Langley Community Planning Director Jeff Arango is stepping down.
After three-and-a-half years at the helm, Arango confirmed he has accepted a position at Seattle-based BERK Consulting, a private planning company, and submitted a letter of resignation to city officials. Arango said he enjoyed his time as Langley’s planning chief, but that he was ready for a new challenge.
“I’m always interested in new challenges and new opportunities,” Arango said in a phone interview with The Record Wednesday.
Arango’s last day is Nov. 7. His resignation letter was submitted Monday to Mayor Fred McCarthy, who said he will turn it over to the Langley City Council at its Oct. 17 meeting for official acceptance, which McCarthy said he expects.
“It’s always a challenge when something like this happens,” the mayor said. “Obviously I’m excited for the opportunity he has professionally to grow, and an opportunity to move his career forward. His presence will be very much missed in the city.”
Arango took over the planning department in April 2011 after six years as a planning director in Vermont. In Langley he was the assigned staff person to four city citizen boards — the Planning Advisory Board, Design Review Board, Parks and Open Space Commission (for a time), and Arts Commission — and oversaw several projects and policies that will likely be around for decades. The largest was the Second Street redesign, which he managed from its design to its final street striping this June. Last month, he attended an international planning conference — a $2,300 trip paid for by the city and the Langley Main Street Association — in Buenos Aires, Argentina as a speaker for his work on Second Street.
That same project spawned the city’s newest citizen board, the Arts Commission, which will oversee an Arango-proposed and city council-approved policy to include a 1-percent-for-the-arts budget in capital projects.
“That was a really great experience for me professionally,” Arango said.
Times were not always light in the Village by the Sea, however. Arango filed a whistleblower complaint against the mayor at the time, Larry Kwarsick, after he discovered that Kwarsick had falsified a public document during his days as Langley’s planning director.
Eventually, Kwarsick resigned in January 2013 after Island County Prosecutor Greg Banks filed a lawsuit to force him out of office. Regarding the notoriety of the incident, Arango said he had no regrets.
“It is what it is,” Arango said. “At the end of it, I think I did the right thing.”
When McCarthy was appointed as the interim mayor in February 2013, he inherited three department heads: Police Chief Randy Heston, Public Works Director Challis Stringer, and Arango. By the fall, only Arango was still with the city with Stringer taking a job for the City of Mukilteo’s public works department and Heston retiring.
Some other highlights of Arango’s career include city code amendments adopted last month, parking improvements, restructuring the building department and lowering permit fees 27 percent, and the foundation of the Langley Main Street Association.
One of his unfinished works is the creation of design standards. Currently the city relies on its Design Review Board and Planning Advisory Board to make sure new construction is in keeping with the city’s look and feel.

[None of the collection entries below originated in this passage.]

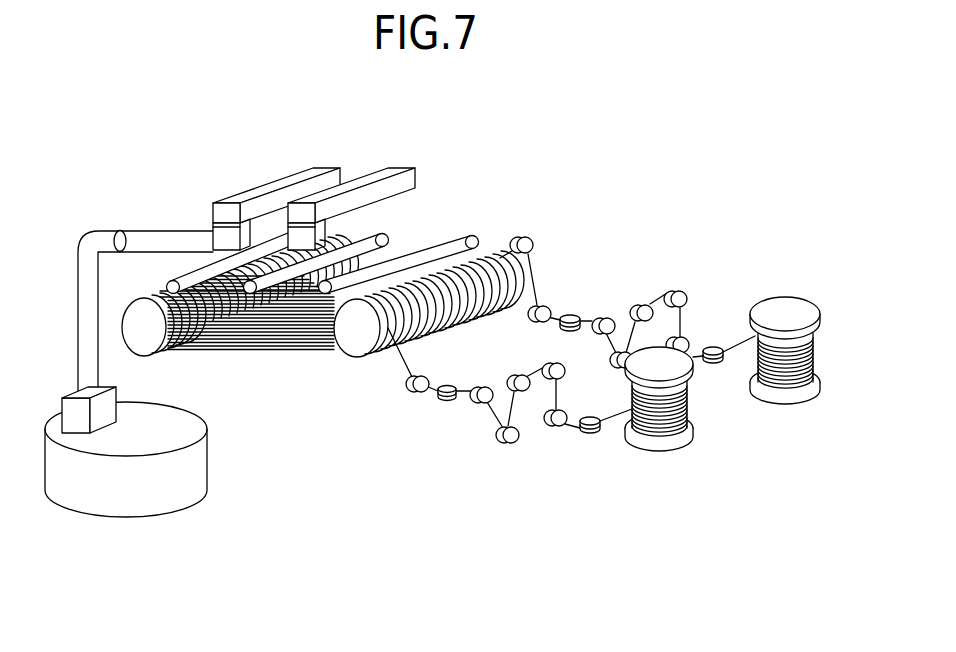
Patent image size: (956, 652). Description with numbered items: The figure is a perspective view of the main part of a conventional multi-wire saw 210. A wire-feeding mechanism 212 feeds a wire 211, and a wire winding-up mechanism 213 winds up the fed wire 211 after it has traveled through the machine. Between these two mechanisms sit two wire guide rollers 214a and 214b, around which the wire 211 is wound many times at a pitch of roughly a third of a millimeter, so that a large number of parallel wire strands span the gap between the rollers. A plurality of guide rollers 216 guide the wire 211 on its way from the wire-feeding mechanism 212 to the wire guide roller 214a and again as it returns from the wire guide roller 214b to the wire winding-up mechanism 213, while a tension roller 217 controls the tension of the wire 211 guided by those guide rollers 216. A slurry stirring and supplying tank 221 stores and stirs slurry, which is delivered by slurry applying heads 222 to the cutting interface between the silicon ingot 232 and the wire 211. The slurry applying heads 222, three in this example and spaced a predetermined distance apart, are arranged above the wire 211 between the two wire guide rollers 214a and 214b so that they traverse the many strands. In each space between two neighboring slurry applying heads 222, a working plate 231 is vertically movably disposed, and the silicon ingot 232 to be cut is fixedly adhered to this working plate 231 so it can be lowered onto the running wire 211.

The multi-wire saw 210 is at (303, 174).
The wire 211 is at (401, 364).
The wire-feeding mechanism 212 is at (778, 405).
The wire winding-up mechanism 213 is at (652, 455).
The wire guide roller 214a is at (143, 345).
The wire guide roller 214b is at (355, 347).
The guide rollers 216 is at (508, 348).
The tension roller 217 is at (622, 356).
The slurry stirring and supplying tank 221 is at (178, 500).
The slurry applying heads 222 is at (452, 237).
The working plate 231 is at (303, 174).
The silicon ingot 232 is at (229, 179).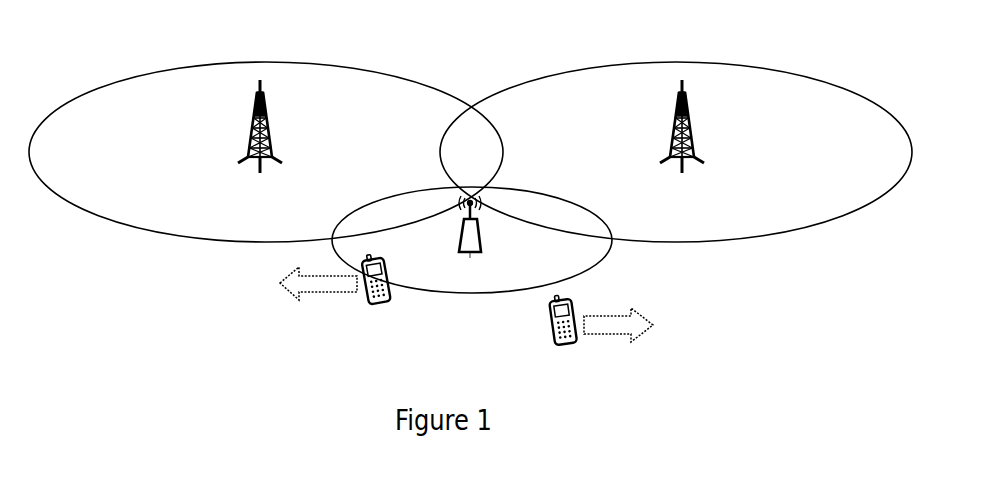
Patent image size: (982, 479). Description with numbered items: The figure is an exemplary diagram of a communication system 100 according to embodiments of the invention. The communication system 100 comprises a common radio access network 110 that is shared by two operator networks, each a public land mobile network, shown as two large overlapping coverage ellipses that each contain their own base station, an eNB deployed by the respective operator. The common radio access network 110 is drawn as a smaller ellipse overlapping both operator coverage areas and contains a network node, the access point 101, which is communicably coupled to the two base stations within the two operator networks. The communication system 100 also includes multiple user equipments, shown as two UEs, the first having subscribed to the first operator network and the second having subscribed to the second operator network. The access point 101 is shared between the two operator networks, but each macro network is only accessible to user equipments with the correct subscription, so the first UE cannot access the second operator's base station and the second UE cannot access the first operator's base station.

The recently finished, but not-quite-approved, demolition of historic buildings in the downtown commercial area ordinance includes language for how new buildings could be erected, largely keeping the 30-foot lot articulation of Langley’s founding on First Street and adding setbacks for floors coming up the bluff.
Arango also leaves at a time when the city is reviewing a proposed private-public project for an elevator and bridge on Cascade Avenue. He said he would give a recommendation to the city council before leaving the job.
McCarthy said he does not have a timeline yet for finding the next director of Community Planning. He wanted to wait until the resignation was official — after the city council meeting next Monday. The duration of the search was also unknown.
“We’ll take whatever time’s necessary,” McCarthy said. “It’s a very important position for the city.”